Evan Keith, son of Alec and his wife Kay, received three degrees from UO: a bachelor’s degree in physics in 1988, a doctorate in physics in 1994 and a master’s degree in mathematics in 2005. The Keith Chair is awarded to a faculty member in biology, chemistry or physics.

The Keith Professorship provides recipients with a salary allowance and research support for six years. Sutherland said the chair will allow his research group to continue their work on jet propulsion, a method used by aquatic animals to propel themselves through water, in marine plankton.

The team focuses specifically on colonial organisms called siphonophores, which resemble a string of pulsating jellyfish, and how they coordinate multiple swim units to swim effectively. Compared to simple jellyfish, colonial jellies are able to swim better than their solitary counterparts, and Sutherland’s group wishes to identify which aspects of body movement and swimming explain such efficient swimming in colonies.

“It is an honor to have been selected for this chair from among my creative and inspiring colleagues in the natural sciences,” said Sutherland. “In addition to the hard work, I appreciate the ingenuity. My favorite part of the science process is coming up with a good question and then figuring out how to approach the question and where to dive into the work.

The frost colonies can migrate hundreds of meters each day, which is equivalent to a human running a daily marathon.
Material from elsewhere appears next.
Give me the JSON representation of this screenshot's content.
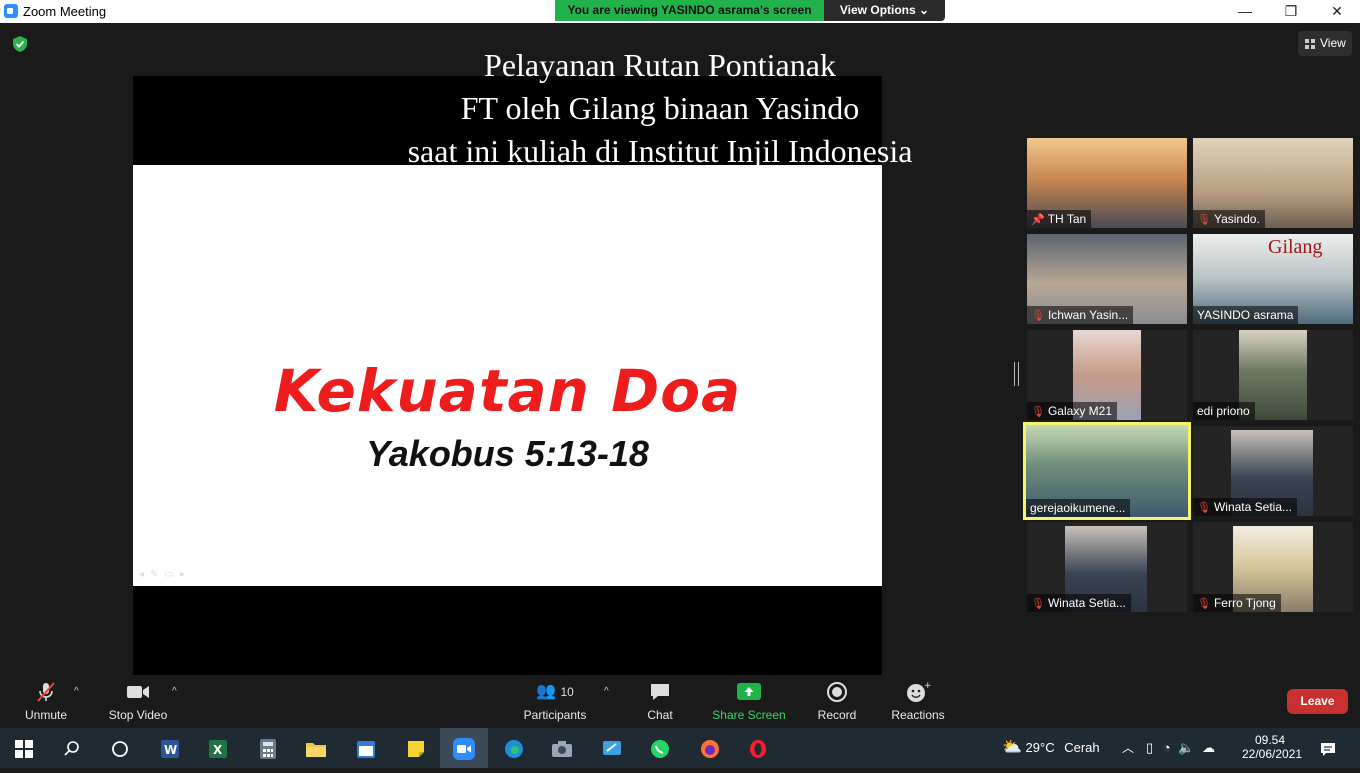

In order to determine which aspects explain the jelly’s successful swimming ability, the Sutherland team will develop diver-operated camera systems to observe the animals.

Oceanic plankton are fragile and difficult to access. Sutherland said the chair would allow him to explore new field sites, giving him more access to the frosts. As travel restrictions lift over the next year, Sutherland plans to examine field sites along the Kona Coast in Hawaii and Palau.

“We often bring the lab to the animals because they live in places far from the ocean,” she said. “This chair will allow me to try things that might be too risky for grant funding agencies, so I look forward to further research.”